China's Mount Wutai became China's 38th site to join UNESCO's World Heritage List as a cultural landscape.
"We've been through a rough path, full of suspense," Tong Mingkang, deputy chief of China's State Administration of Cultural Heritage, said after the announcement.
Visitors arrive at the conference hall of the 33rd Session of the World Heritage Committee, in Seville, Spain, Monday June 22, 2009. [Photo/Xinhua] |
Mount Wutai, literally the five-terrace mountain, is a sacred Buddhist mountain with five flat peaks. The cultural landscape features 53 monasteries and includes the East Main Hall of Foguang Temple, a structure that was built in 857 during the Tang Dynasty (618-917) and is one of the oldest wooden buildings in China.

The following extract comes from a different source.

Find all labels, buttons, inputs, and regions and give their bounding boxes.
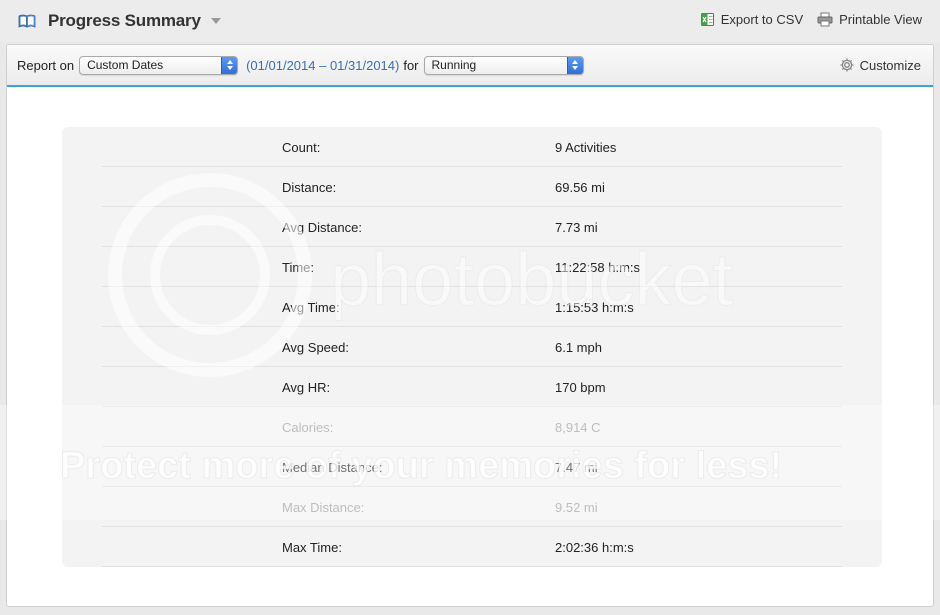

It also features the Ming Dynasty (1368-1644) Shuxiang Temple with a huge complex of 500 statues representing Buddhist stories woven into three dimensional pictures of mountains and water.
The structures on the site represent a catalogue of the way Buddhist architecture developed and influenced palace building in China for more than one millennium.
Mount Wutai, located in Shanxi Province, is the highest mountain in northern China and is remarkable for its morphology characterized by precipitous sides with five open treeless peaks. Temples were built on the site from the first century AD to the early 20th century.
The 33rd Session of the World Heritage Committee, chaired by Maria Jesus San Segundo, the ambassador and permanent delegate of Spain to UNESCO, was expected to add additional sites to its list from the 37 nominations later Friday and Saturday.